The perception that Hillary “won” the debate is growing. The latest polls from New Hampshire show a noticeable shift in her favor. However, what’s not being reported is that Hillary has been on an advertising binge in New Hampshire, so who knows what’s actually caused the shift.
And, hopefully, who cares. What should count is the information we received on Tuesday night.
One clear difference between Hillary and Bernie (and O’Malley) was their respective position on the repeal of Glass Steagall, the New Deal law that required a separation between commercial banking and investment banking. Bill Clinton repealed it in 1999. Sanders and O’Malley (and Elizabeth Warren for what that’s worth) want Glass Steagall re-instituted. Hillary opposes re-institution. Wall Street also opposes re-institution. Guess which candidate is hauling in the Wall Street cash?
Progressives, other than Hillary, who became a progressive Tuesday after previously pleading guilty to being a moderate, strongly favor re-institution of Glass Steagall.
But Hillary was not without a carefully scripted answer.
The problem, she explained, is not only with the banking system, it’s with the “shadow banking system” and she had a plan to address that. I think she said how many points her plan had, but I forget the number.
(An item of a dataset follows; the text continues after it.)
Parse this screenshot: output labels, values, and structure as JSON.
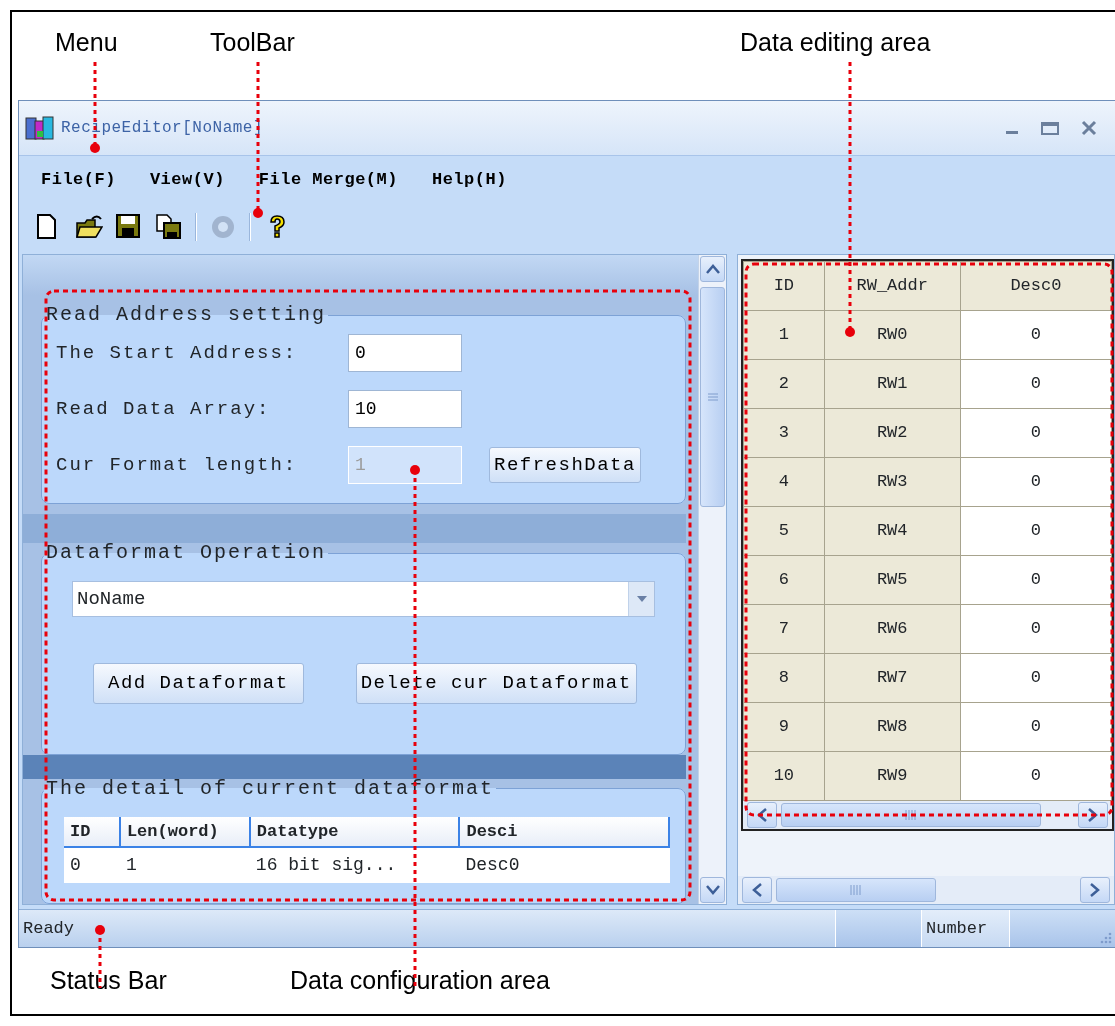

Unfortunately, Sanders and O’Malley both let her get away with it. Then, yesterday, in a rare lapse, Paul Krugman did as well. Here’s Krugman:
For what it’s worth, Mrs. Clinton had the better case. Mr. Sanders has been focused on restoring Glass-Steagall, the rule that separated deposit-taking banks from riskier wheeling and dealing. And repealing Glass-Steagall was indeed a mistake. But it’s not what caused the financial crisis, which arose instead from “shadow banks” like Lehman Brothers, which don’t take deposits but can nonetheless wreak havoc when they fail. Mrs. Clinton has laid out a plan to rein in shadow banks; so far, Mr. Sanders hasn’t.
Sorry, Paul, although the shadow banks played a large role in the financial crisis, banks like Citigroup, Bank of America, Wachovia and others dis as well.
More significantly, Clinton’s argument, to which Krugman buys in, is pure sleight of hand.
This is not a question of either or. But if you listened to Clinton or read Krugman, you’d come away with the feeling Sanders doesn’t care about shadow banking and perhaps even opposes action to rein it in. That’s BS. Does Sanders have a five-point plan? Not yet, but so what? Whoever gets elected will have a plan, and that plan will be re-written after the election anyhow. Nobody on the left disagrees with Clinton’s stated view of shadow banking. Except possibly Clinton herself. After all, one of the largest concentration of key players in shadow banking (think hedge funds) takes place each summer in the Hamptons, where the Clintons vacation each year.
Krugman does acknowledge that the repeal of Glass Steagall was a mistake. Implicitly, that’s a concession it should be restored.
Which means that the real difference here lies in Sanders’ and Clinton’s respective views regarding Glass Steagall, Clinton’s carefully scripted debate answer notwithstanding. And the difference is as clear as it is significant.